Comment Re:Lawrence (Score 3, Insightful) 234
I think the fundamental difference here (so to speak) is that ISIS is not a fundamentalist uprising. Oh, sure, they claim to be a religious movement, but everyone in the region does. Fundamentalism, in any religion, is not typically accompanied by using sexual slavery as an incentive to get young men to fight for you (ISIS has quite the flexible and convenient moral code).
My understanding of ISIS (mostly from a Muslim Arab coworker, so of course my "expert" could be wrong) is that they're "religious" in the same way Scientology is: they have all the trappings of religion, but it's all quite contrived. They emphasize whatever parts of scripture helps their goals and ignore the rest in a very obvious and transparent way that fools almost no one.
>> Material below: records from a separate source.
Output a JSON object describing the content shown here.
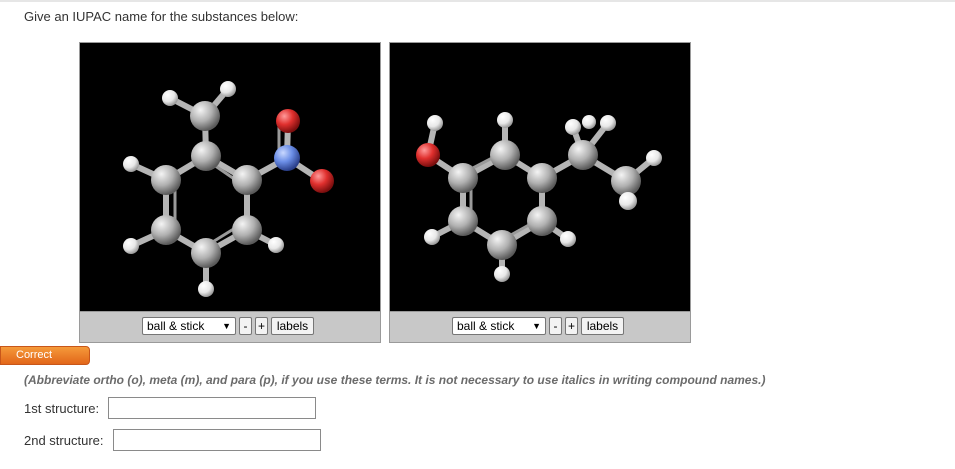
{
  "question": "Give an IUPAC name for the substances below:",
  "viewers": [
    {
      "style_value": "ball & stick",
      "minus_label": "-",
      "plus_label": "+",
      "labels_label": "labels"
    },
    {
      "style_value": "ball & stick",
      "minus_label": "-",
      "plus_label": "+",
      "labels_label": "labels"
    }
  ],
  "status_badge": "Correct",
  "hint": "(Abbreviate ortho (o), meta (m), and para (p), if you use these terms. It is not necessary to use italics in writing compound names.)",
  "fields": [
    {
      "label": "1st structure:",
      "value": ""
    },
    {
      "label": "2nd structure:",
      "value": ""
    }
  ],
  "colors": {
    "carbon": "#b8b8b8",
    "hydrogen": "#f2f2f2",
    "oxygen": "#e0302e",
    "nitrogen": "#6b8ee6",
    "badge": "#ee7d2a"
  }
}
It's not that they're murdering "moderate Muslims" per se, they're simply murdering anyone who speaks up about how evil they are, or simply speaks against them, whether on religious grounds or any other grounds.
There are many other places in the world where IMO the problem really is religious fundamentalism, but those guys aren't raising armies and conquering vast territory. Even in Afghanistan it's just one tribe after another, not a united fundamentalist army.
I think it's a mistake to confuse the problem with fundamentalist Islam in other parts of the world and other cultures with ISIS and the Arabian Peninsula.